Things I particularly liked: James Woods's Dick Fuld and Dan Hedaya's cameo-level appearance as Barney Frank; the big explanatory scene on credit default swaps; the explanatory parade of bankers before the big meeting at the NYC Fed; William Hurt's various stages of stubble; and that they kept in the Warren Buffett at Dairy Queen scene, because it really happened like that. (Berkshire Hathaway does own Dairy Queen, FWIW.)

Monday, May 23, 2011

WE HAVE TO GO BACK:  One year ago tonight, Lost ended.  It is holding up very well in my memory; I miss having something that big to watch (though, to be fair, I guess Game of Thrones has ambition too -- though no one there's insisting we're the good guys!).

There are aspects of the show I never need to see again -- Jack's flashbacks, The Temple, anything with Boone and Shannon, most of the Tailies stuff -- but by and large, this was a show that aimed high in terms of mythology and emotion, and largely delivered. More like that, please?

Sepinwall has some thoughts: "Setting the mysteries and the oblique clues and frustrating answers aside, 'Lost' mattered. 'Lost' was grand and tragic and funny and exciting and a show that felt not quite like anything that had been tried before - and, based on where its ratings were by the end, and the struggles of all the shows to imitate it, one that may be unlike anything we ever see in the future."
ARE THERE MUPPETS IN THIS MOVIE? I'm not quite sure what to think about the oddball (and exceedingly meta) first trailer for The Muppets, other than that I love Jason Segel's delivery of the headline and the announcer's brilliant use of pausing, but I'm quite sure y'all have some reactions.
AND THESE ARE THE BEST MACAROONS SALMA HAYEK AND I HAD PUT IN OUR MOUTHS, EVER: Three Oprah episodes to go, and the NYT's Brian Stelter argues Wednesday "is the biggest such moment in television since Johnny Carson quit 'The Tonight Show' two decades ago."

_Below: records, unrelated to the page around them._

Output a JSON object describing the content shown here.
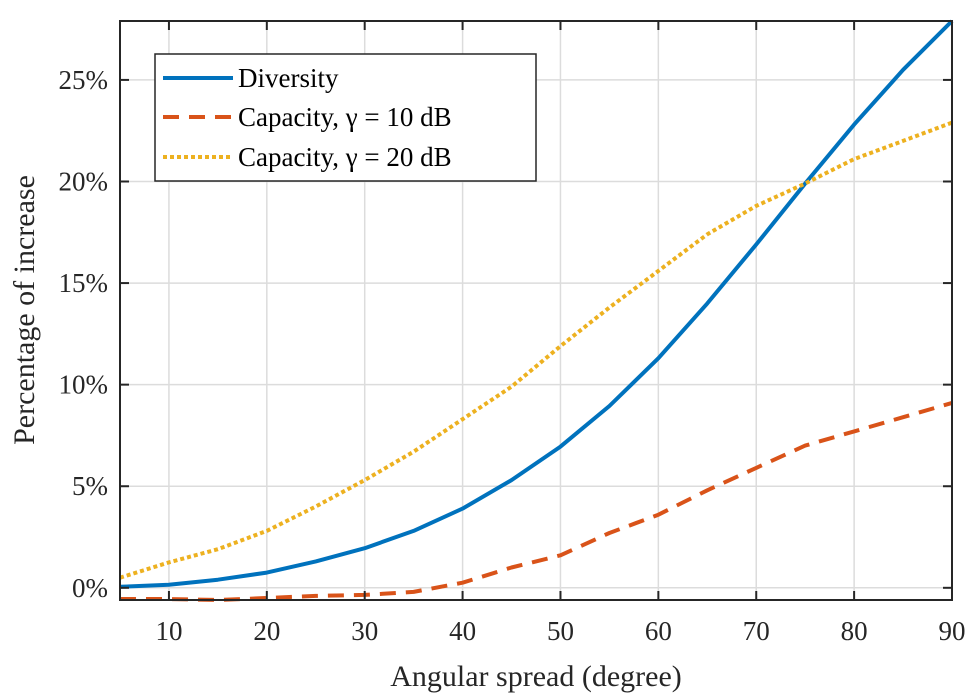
{
  "chart_data": {
    "type": "line",
    "title": "",
    "xlabel": "Angular spread (degree)",
    "ylabel": "Percentage of increase",
    "xlim": [
      5,
      90
    ],
    "ylim": [
      -0.6,
      27.9
    ],
    "grid": true,
    "legend_position": "top-left",
    "x_ticks": [
      10,
      20,
      30,
      40,
      50,
      60,
      70,
      80,
      90
    ],
    "x_tick_labels": [
      "10",
      "20",
      "30",
      "40",
      "50",
      "60",
      "70",
      "80",
      "90"
    ],
    "y_ticks": [
      0,
      5,
      10,
      15,
      20,
      25
    ],
    "y_tick_labels": [
      "0%",
      "5%",
      "10%",
      "15%",
      "20%",
      "25%"
    ],
    "x": [
      5,
      10,
      15,
      20,
      25,
      30,
      35,
      40,
      45,
      50,
      55,
      60,
      65,
      70,
      75,
      80,
      85,
      90
    ],
    "series": [
      {
        "name": "Diversity",
        "legend_label": "Diversity",
        "style": "solid",
        "color": "#0072BD",
        "values": [
          0.05,
          0.15,
          0.4,
          0.75,
          1.3,
          1.95,
          2.8,
          3.9,
          5.3,
          6.95,
          8.95,
          11.3,
          14.0,
          16.9,
          19.9,
          22.8,
          25.5,
          27.9
        ]
      },
      {
        "name": "Capacity, gamma = 10 dB",
        "legend_label": "Capacity, γ = 10 dB",
        "style": "dashed",
        "color": "#D95319",
        "values": [
          -0.55,
          -0.55,
          -0.6,
          -0.5,
          -0.4,
          -0.35,
          -0.2,
          0.25,
          1.0,
          1.6,
          2.7,
          3.6,
          4.8,
          5.9,
          7.0,
          7.7,
          8.4,
          9.1
        ]
      },
      {
        "name": "Capacity, gamma = 20 dB",
        "legend_label": "Capacity, γ = 20 dB",
        "style": "dotted",
        "color": "#EDB120",
        "values": [
          0.5,
          1.25,
          1.9,
          2.8,
          4.0,
          5.3,
          6.7,
          8.3,
          9.9,
          11.9,
          13.8,
          15.6,
          17.4,
          18.8,
          19.9,
          21.1,
          22.0,
          22.9
        ]
      }
    ]
  }
}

As I said when she announced the impending end of her show, others can speak more competently about the impact of her show "in commerce, in literature, in spirituality and self-assessment, in reviving the talk show format in the post-Donahue era, in philanthropy, and so on," and all I can reiterate is this: most people who start in life where she was, and who are where she was at age 14, don't end up anywhere close to where Oprah Winfrey ended up. It is a remarkable, and fundamentally American story.

Okay, let's hear her scream some celebrity names.
FREE SY SNOOTLES:  Some folks are adamant about restoring the disco sensation "Lapti Nek" to the Blu-ray release of Return of the Jedi, as part of the general frustration regarding George Lucas's refusal to let fans see the original theatrical versions of the trilogy -- in which Han shot first.

Sunday, May 22, 2011

BRING IT ON DOWN TO LIQUORVILLE:  Three noncontroversial opinions following last night's SNL finale with which no right-thinking person can disagree:
  • Had Justin Timberlake first emerged as a star as a cast member of Saturday Night Live rather than via 'N Sync, he'd have been one of the biggest breakout stars in show history on a level, at least, with Dana Carvey. And it's only with his next visit that he joins the Five Timers Club.
  • It's time for Fred Armisen to go. He's the second longest-tenured member of the cast (since 2002; Seth Meyers joined a year sooner), and I feel like we've seen everything he can do on the show. The Prince Show feels like it was a lifetime ago, and his Barack Obama remains sub-awesome. It's time to make that trip to Portlandia a more permanent one.
  • Tracy Morgan was underappreciated in his day, and the Brian Fellow's Safari Planet below the fold is genius. Was that squirrel scared to fly after 9/11?